Trabalhador paga mais do que recebe no benefício
Diante da defasagem, o trabalhador brasileiro precisa desembolsar do próprio bolso mais do que o montante total recebido de benefício para conseguir almoçar durante todo o mês de trabalho. O estudo mostra que o valor complementar pago pelos profissionais já chega a 101% do crédito inicial, representando um gasto adicional médio de R$ 589,00 por mês.
A perda de eficiência do vale-refeição vem se acentuando gradualmente nos últimos anos:
- 2019: 18 dias úteis cobertos
- 2022: 13 dias úteis
- 2023: 11 dias úteis
- 2024 / 2025: 10 dias úteis
- 1º semestre de 2026: 9 dias úteis
Discrepâncias regionais e impacto no orçamento
O levantamento também expõe fortes desigualdades entre os estados brasileiros.
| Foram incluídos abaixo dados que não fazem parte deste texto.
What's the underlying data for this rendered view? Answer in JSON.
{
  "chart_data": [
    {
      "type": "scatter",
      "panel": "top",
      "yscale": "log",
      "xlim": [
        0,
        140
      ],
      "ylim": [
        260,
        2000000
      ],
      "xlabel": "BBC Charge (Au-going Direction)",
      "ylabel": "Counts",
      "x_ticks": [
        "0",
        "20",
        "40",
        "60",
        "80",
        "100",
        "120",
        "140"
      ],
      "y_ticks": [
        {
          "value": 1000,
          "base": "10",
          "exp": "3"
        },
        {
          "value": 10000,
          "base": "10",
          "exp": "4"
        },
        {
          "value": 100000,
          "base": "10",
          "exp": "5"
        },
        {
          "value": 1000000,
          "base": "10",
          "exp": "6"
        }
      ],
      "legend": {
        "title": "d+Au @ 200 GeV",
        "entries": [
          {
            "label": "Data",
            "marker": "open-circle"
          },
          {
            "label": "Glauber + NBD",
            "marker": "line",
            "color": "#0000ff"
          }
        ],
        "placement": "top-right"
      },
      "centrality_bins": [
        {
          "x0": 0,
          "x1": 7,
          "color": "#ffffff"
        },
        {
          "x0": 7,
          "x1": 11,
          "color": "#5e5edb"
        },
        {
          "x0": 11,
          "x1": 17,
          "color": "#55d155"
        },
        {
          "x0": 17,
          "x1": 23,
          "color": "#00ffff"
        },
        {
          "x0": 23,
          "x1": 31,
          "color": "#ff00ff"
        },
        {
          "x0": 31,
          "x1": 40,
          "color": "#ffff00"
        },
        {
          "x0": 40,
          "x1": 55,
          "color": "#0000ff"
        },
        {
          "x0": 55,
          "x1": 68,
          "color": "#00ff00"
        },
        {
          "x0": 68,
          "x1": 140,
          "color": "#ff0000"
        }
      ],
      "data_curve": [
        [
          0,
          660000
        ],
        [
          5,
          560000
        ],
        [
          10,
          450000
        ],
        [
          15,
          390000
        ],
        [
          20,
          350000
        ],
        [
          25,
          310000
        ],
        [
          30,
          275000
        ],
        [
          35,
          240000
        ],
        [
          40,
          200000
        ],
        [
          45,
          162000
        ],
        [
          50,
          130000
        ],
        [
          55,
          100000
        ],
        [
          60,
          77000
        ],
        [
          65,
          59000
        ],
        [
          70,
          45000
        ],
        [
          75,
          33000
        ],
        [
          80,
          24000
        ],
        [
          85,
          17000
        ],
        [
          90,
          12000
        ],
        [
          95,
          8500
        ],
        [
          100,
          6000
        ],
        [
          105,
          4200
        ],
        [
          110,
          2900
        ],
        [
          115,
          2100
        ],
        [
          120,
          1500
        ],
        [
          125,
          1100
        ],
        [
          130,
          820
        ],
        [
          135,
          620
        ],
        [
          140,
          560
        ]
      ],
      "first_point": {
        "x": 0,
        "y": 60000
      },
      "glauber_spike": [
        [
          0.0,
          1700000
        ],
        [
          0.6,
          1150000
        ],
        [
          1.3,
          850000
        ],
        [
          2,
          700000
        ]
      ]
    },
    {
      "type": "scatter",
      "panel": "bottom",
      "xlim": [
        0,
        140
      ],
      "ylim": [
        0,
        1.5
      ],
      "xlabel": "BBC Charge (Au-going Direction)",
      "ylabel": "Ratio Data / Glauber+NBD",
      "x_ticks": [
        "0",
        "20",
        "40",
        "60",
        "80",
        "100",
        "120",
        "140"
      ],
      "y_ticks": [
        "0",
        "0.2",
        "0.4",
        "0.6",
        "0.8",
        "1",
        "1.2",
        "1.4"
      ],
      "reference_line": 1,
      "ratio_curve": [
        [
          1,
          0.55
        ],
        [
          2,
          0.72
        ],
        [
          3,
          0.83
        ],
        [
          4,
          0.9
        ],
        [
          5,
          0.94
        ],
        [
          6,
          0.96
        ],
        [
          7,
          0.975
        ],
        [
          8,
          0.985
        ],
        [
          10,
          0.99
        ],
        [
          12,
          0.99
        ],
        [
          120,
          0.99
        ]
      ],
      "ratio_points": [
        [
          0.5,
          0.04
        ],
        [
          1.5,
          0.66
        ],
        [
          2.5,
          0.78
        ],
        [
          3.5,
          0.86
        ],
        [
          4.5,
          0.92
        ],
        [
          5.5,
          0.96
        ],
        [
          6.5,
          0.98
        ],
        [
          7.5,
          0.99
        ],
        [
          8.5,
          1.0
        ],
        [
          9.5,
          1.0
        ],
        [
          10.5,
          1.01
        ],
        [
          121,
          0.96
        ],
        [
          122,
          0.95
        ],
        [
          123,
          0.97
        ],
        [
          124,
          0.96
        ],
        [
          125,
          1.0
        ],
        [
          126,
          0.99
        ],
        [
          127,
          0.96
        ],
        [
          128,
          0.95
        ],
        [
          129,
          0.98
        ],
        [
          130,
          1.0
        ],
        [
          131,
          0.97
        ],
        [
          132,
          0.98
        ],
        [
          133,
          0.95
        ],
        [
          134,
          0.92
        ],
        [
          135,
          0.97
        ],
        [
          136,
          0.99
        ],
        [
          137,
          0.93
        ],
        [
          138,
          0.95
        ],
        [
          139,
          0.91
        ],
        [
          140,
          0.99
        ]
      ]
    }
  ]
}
As regiões Norte e Nordeste registram os piores índices de cobertura do benefício:
- Roraima: 6 dias úteis de duração (pior índice do país)
- Maranhão: 7 dias úteis
- Acre e Rondônia: 8 dias úteis
Por outro lado, o Sudeste concentra as maiores médias de cobertura, embora ainda distantes de cobrir o mês completo de trabalho:
- Minas Gerais: 13 dias úteis
- São Paulo e Rio de Janeiro: 12 dias úteis
A mudança na rotina dos trabalhadores também refletiu no bolso na hora do pedido. O gasto médio presencial em restaurantes e lanchonetes ficou em R$ 43,44 por transação, enquanto o consumo via aplicativos e delivery subiu para R$ 58,61, pressionando ainda mais a renda do trabalhador.
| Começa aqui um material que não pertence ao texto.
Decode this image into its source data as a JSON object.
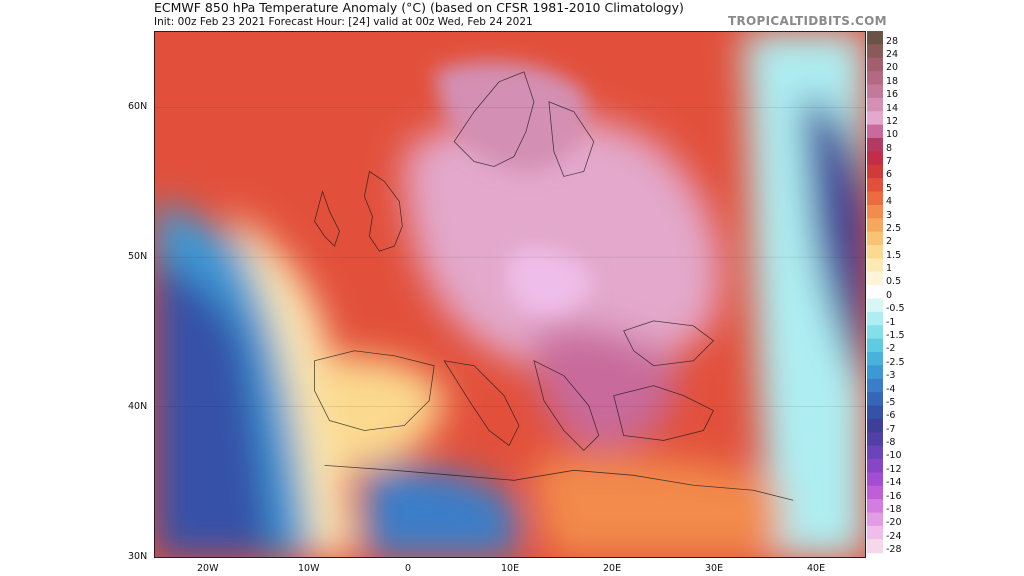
{
  "title": "ECMWF 850 hPa Temperature Anomaly (°C) (based on CFSR 1981-2010 Climatology)",
  "subtitle": "Init: 00z Feb 23 2021    Forecast Hour: [24]    valid at 00z Wed, Feb 24 2021",
  "brand": "TROPICALTIDBITS.COM",
  "lat_labels": [
    "60N",
    "50N",
    "40N",
    "30N"
  ],
  "lon_labels": [
    "20W",
    "10W",
    "0",
    "10E",
    "20E",
    "30E",
    "40E"
  ],
  "colorbar": {
    "labels": [
      "28",
      "24",
      "20",
      "18",
      "16",
      "14",
      "12",
      "10",
      "8",
      "7",
      "6",
      "5",
      "4",
      "3",
      "2.5",
      "2",
      "1.5",
      "1",
      "0.5",
      "0",
      "-0.5",
      "-1",
      "-1.5",
      "-2",
      "-2.5",
      "-3",
      "-4",
      "-5",
      "-6",
      "-7",
      "-8",
      "-10",
      "-12",
      "-14",
      "-16",
      "-18",
      "-20",
      "-24",
      "-28"
    ],
    "colors": [
      "#6b5247",
      "#8a5a59",
      "#a35f6d",
      "#b56882",
      "#c3799a",
      "#d390b4",
      "#e3a8cb",
      "#c86a9b",
      "#b23a63",
      "#c32d45",
      "#d23a3a",
      "#e2503b",
      "#ec6b3f",
      "#f28b4b",
      "#f6a85c",
      "#f9c274",
      "#fbd98e",
      "#fde9b2",
      "#fff3d8",
      "#ffffff",
      "#d9f6f7",
      "#aeeef2",
      "#83e0ea",
      "#5ecbe3",
      "#47b3dc",
      "#3d99d4",
      "#3a7ec9",
      "#3566ba",
      "#3551a8",
      "#3d3f98",
      "#5140a6",
      "#6a44b8",
      "#8646c6",
      "#a34ed2",
      "#c05ed9",
      "#d57ce0",
      "#e49be6",
      "#efbde9",
      "#f6d8ea"
    ]
  },
  "colors": {
    "warm_core": "#d23a3a",
    "neutral": "#ffffff",
    "cold_core": "#3566ba"
  }
}
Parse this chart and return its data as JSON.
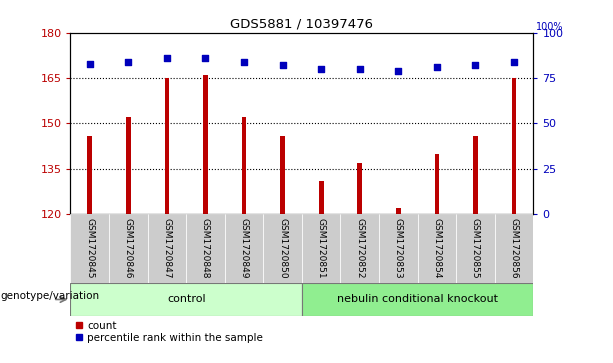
{
  "title": "GDS5881 / 10397476",
  "samples": [
    "GSM1720845",
    "GSM1720846",
    "GSM1720847",
    "GSM1720848",
    "GSM1720849",
    "GSM1720850",
    "GSM1720851",
    "GSM1720852",
    "GSM1720853",
    "GSM1720854",
    "GSM1720855",
    "GSM1720856"
  ],
  "counts": [
    146,
    152,
    165,
    166,
    152,
    146,
    131,
    137,
    122,
    140,
    146,
    165
  ],
  "percentile_ranks": [
    83,
    84,
    86,
    86,
    84,
    82,
    80,
    80,
    79,
    81,
    82,
    84
  ],
  "ylim_left": [
    120,
    180
  ],
  "ylim_right": [
    0,
    100
  ],
  "yticks_left": [
    120,
    135,
    150,
    165,
    180
  ],
  "yticks_right": [
    0,
    25,
    50,
    75,
    100
  ],
  "bar_color": "#bb0000",
  "dot_color": "#0000bb",
  "grid_lines": [
    135,
    150,
    165
  ],
  "group_label_prefix": "genotype/variation",
  "group_colors": [
    "#ccffcc",
    "#90ee90"
  ],
  "group_labels": [
    "control",
    "nebulin conditional knockout"
  ],
  "group_ranges": [
    [
      0,
      6
    ],
    [
      6,
      12
    ]
  ],
  "tick_bg_color": "#cccccc",
  "plot_bg_color": "#ffffff",
  "border_color": "#000000",
  "right_axis_label": "100%",
  "bar_width": 0.12
}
Desafio para Recursos Humanos e negociações coletivas
Segundo executivos do setor de benefícios, como Antônio Alberto Aguiar, diretor da Pluxee, a defasagem compromete diretamente a segurança alimentar e a retenção de talentos nas empresas. Com o vale-refeição perdendo a eficácia de cobrir a nutrição diária durante a jornada profissional, a pauta de recomposição do benefício passou a figurar no topo das reivindicações de sindicatos e nas negociações salariais. Para os setores de Recursos Humanos, o cenário impõe a necessidade de reavaliar com urgência as políticas corporativas de alimentação, garantindo que o incentivo continue cumprindo seu papel estratégico de apoio ao bem-estar e produtividade dos colaboradores.